While much of the plastics collected during these efforts was recycled, she says, some was “super dirty,” making landfill or incineration more viable options. Lowry also acknowledges having to establish end markets for some of the plastics that were collected so they could be recycled. In Africa, for instance, the company worked with an NGO to further sort the collected plastics, segregating the flexible packaging to be recycled into school desks.

Partnering for change

Dow says it continues to collaborate across the value chain on plastics recycling. “This is a big thing for us,” Lowry says. “We make material, but our customers transform that material into great packaging solutions.
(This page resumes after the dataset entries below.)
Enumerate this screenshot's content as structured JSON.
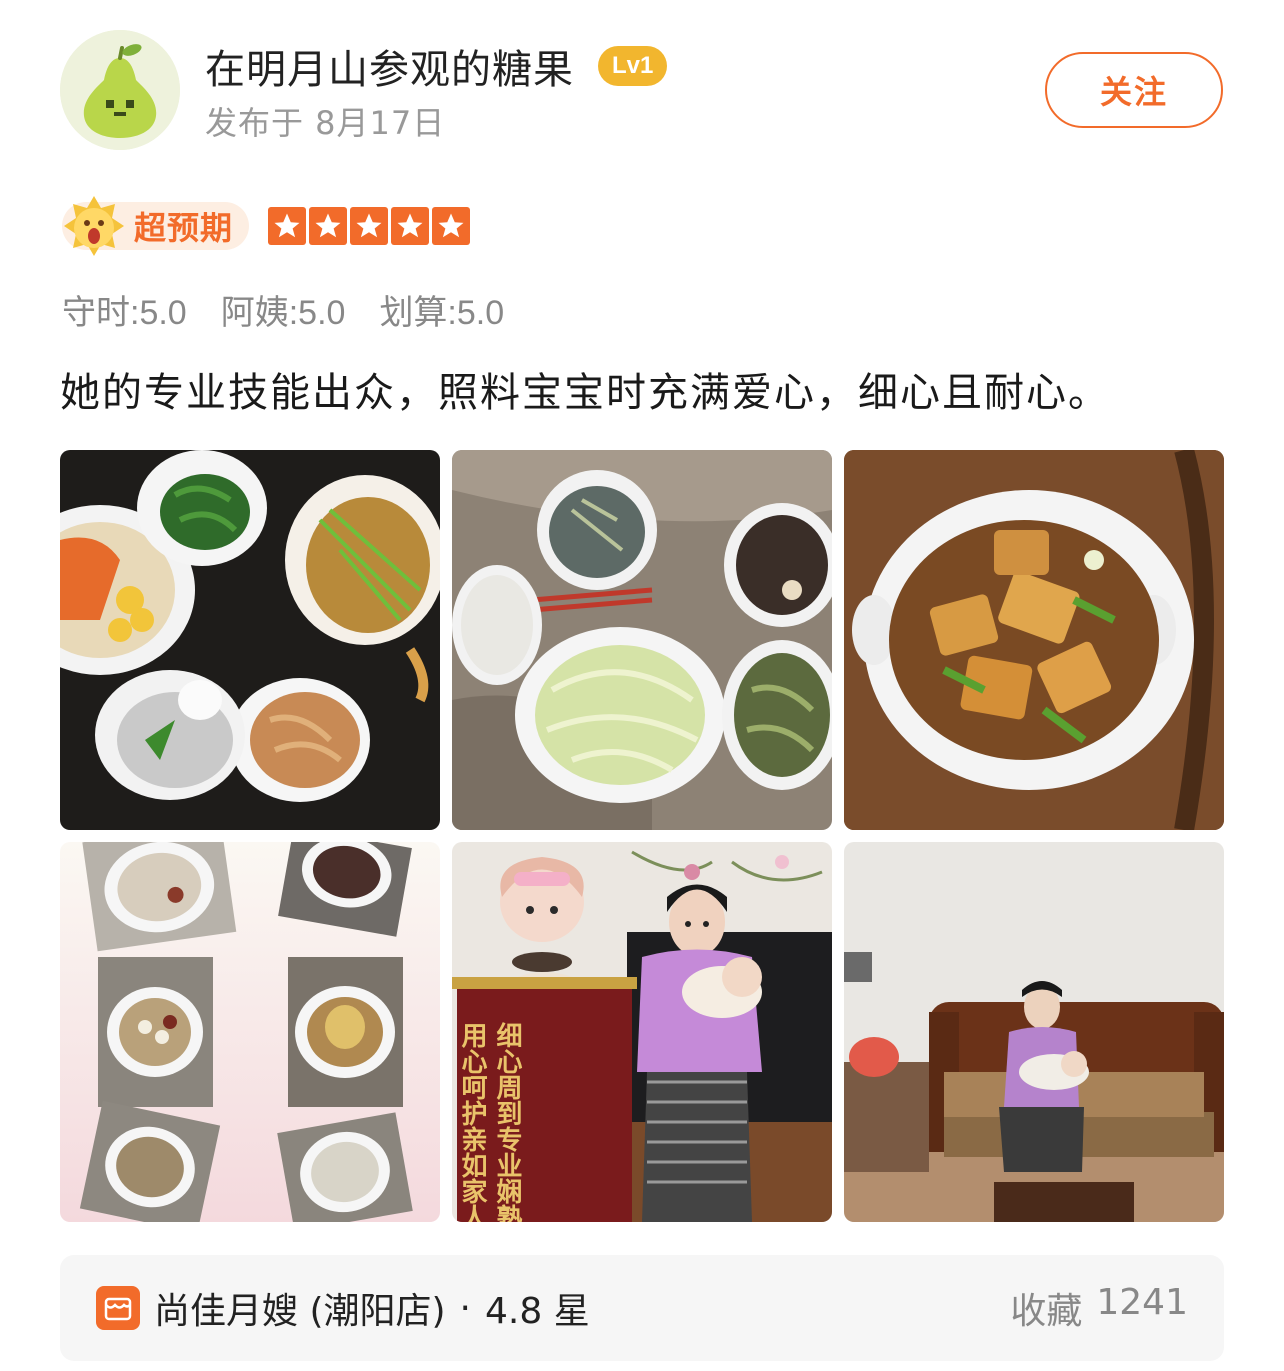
{
  "header": {
    "username": "在明月山参观的糖果",
    "level": "Lv1",
    "publish_date": "发布于 8月17日",
    "follow_label": "关注"
  },
  "rating": {
    "overall_label": "超预期",
    "stars": 5,
    "scores": [
      "守时:5.0",
      "阿姨:5.0",
      "划算:5.0"
    ]
  },
  "review": {
    "text": "她的专业技能出众，照料宝宝时充满爱心，细心且耐心。"
  },
  "photos": [
    {
      "name": "photo-dishes-fish"
    },
    {
      "name": "photo-dishes-rice"
    },
    {
      "name": "photo-tofu-stew"
    },
    {
      "name": "photo-soups-collage"
    },
    {
      "name": "photo-banner-portrait"
    },
    {
      "name": "photo-sofa-baby"
    }
  ],
  "banner": {
    "left_col": "用心呵护亲如家人",
    "right_col": "细心周到专业娴熟"
  },
  "shop": {
    "name": "尚佳月嫂 (潮阳店)",
    "dot": "·",
    "rating": "4.8 星",
    "fav_label": "收藏",
    "fav_count": "1241"
  },
  "colors": {
    "accent": "#f26b2a",
    "level_badge": "#f2b62e",
    "muted_text": "#888888"
  },
  "icons": {
    "avatar": "pear-avatar",
    "exceed": "surprised-face-icon",
    "star": "star-icon",
    "shop": "store-icon"
  }
}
We know that we can’t solve this alone and that it’s going to take cross- value-chain participation.”

To that end, the company is a founding member of the Sustainable Packaging Coalition (SPC), a project of GreenBlue, Charlottesville, Virginia. The SPC collaborates with packaging converters and brand owners to increase production of stand-up pouches that can be recycled through existing PE film recycling streams.

Dow says it also is working to complement its circular economy activities by driving development of new commercial recycling business models and growth strategies to monetize plastics waste recycling streams globally. Lowry says, “It’s important that options exist” for managing end-of-life plastic packaging. “It’s just too valuable to be used only once.”